Дасти затормозил в пробке, скопившейся перед красным светофором.
— Версия слегка хромает, так ведь?
— Хромает на все четыре копыта.
Они находились на мосту, нависавшем над каналом, который соединял Ньюпортскую гавань с уходящим в глубь суши заливом. Широкое пространство воды под пасмурным небом было темным, серо-зеленым, но не черным, его поверхность рябил бриз, а подповерхностный слой — течение; поэтому она казалась чешуйчатой, словно шкура неловко спрятавшейся и дремлющей ужасной рептилии юрского периода.
— Но есть история, которая совершенно не хромает, — сказала Марти, — ну совершенно. То, что происходит со Сьюзен.
Ее голос прозвучал очень мрачно, и это сразу отвлекло внимание Дасти от гавани.
— Что еще случилось со Сьюзен?
— У нее тоже происходят потери времени.
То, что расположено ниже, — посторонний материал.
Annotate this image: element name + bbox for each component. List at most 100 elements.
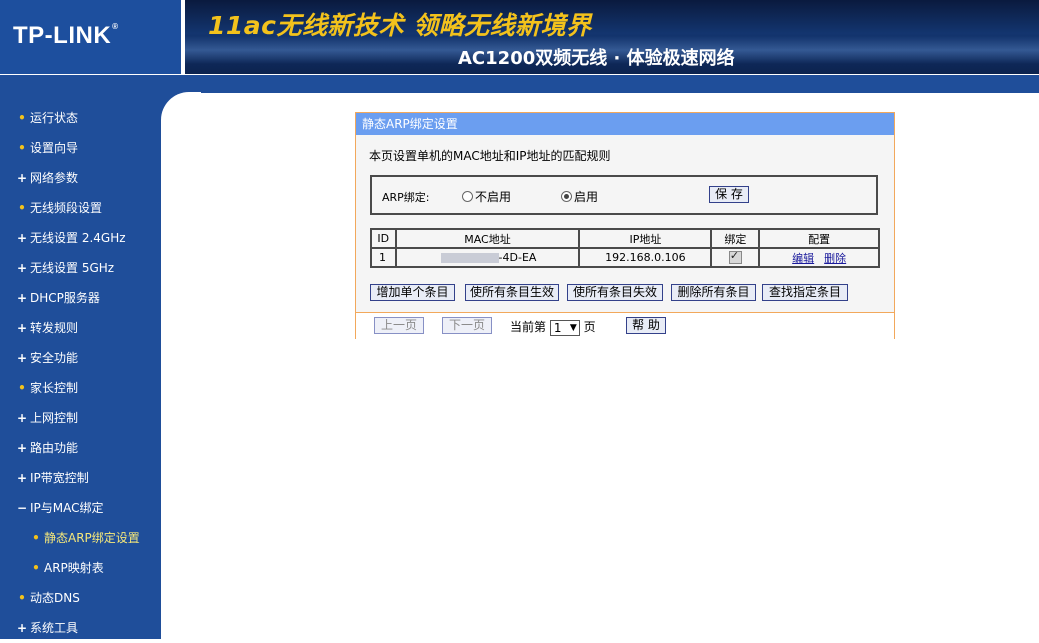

Причем не короткими отрезками. Как раз наоборот, длинными. Целыми ночами.
Тень после приема валиума, до сих пор сохранявшаяся в глазах Марти, постепенно разошлась, и это было хорошо, зато искусственное спокойствие снова уступило место беспокойству. В офисе доктора Аримана неестественная бледность оставила ее, сменившись прекрасным цветом лица, но теперь тени вновь стали собираться на ее нежной коже, образовывая пятна под глазами, как если бы лицо темнело в унисон с медленно гаснущим зимним днем.
Перед ним, за дальним концом моста, красный сигнал сменился зеленым. Поток машин двинулся.
Марти принялась рассказывать о призрачном насильнике, посещающем Сьюзен.
До сих пор Дасти был взволнован. Ему было страшно. А теперь на его сердце легло иное чувство, хуже, чем волнение или страх.
Порой, когда он пробуждался в темной пропасти ночи и лежал, прислушиваясь к милому, чуть слышному дыханию Марти, смертный страх — более ужасный, чем простая боязнь, — охватывал его существо. Если ему случалось выпить за обедом слишком много вина, съесть слишком много сливочного соуса и, возможно, лишний зубчик чеснока, в его мыслях воцарялась такая же неустроенность, как и в желудке, и он воспринимал тишину предутреннего мира, не видя по своему обыкновению красоты в неподвижности, не слыша в ней мира, а улавливая вместо всего этого угрозу пустоты. Несмотря на веру, которая была его опорой на протяжении большей части жизни, в эти безмолвные ночи его сердце точил червь сомнения, и он задавал себе вопрос: не может ли быть так, что та жизнь, которую они проживут вместе с Марти, окажется единственной, и помимо нее не будет ничего, кроме темноты, в которой не сохраняется никакой памяти, которая пуста настолько, что в ней нет даже одиночества? Его не устраивала жизнь, «доколе смерть нас не разлучит», он не желал соглашаться ни на что, кроме вечности, и когда исполненный отчаяния внутренний голос говорил, что вечность — это обман, он каждый раз протягивал руку, чтобы во мраке прикоснуться к спящей Марти. Ему нужно было не разбудить ее, а лишь почувствовать то, что в ней неизменно присутствовало и что он мог воспринять даже при самом легком прикосновении: ее врожденное милосердие, ее бессмертие и обетование его собственного бессмертия.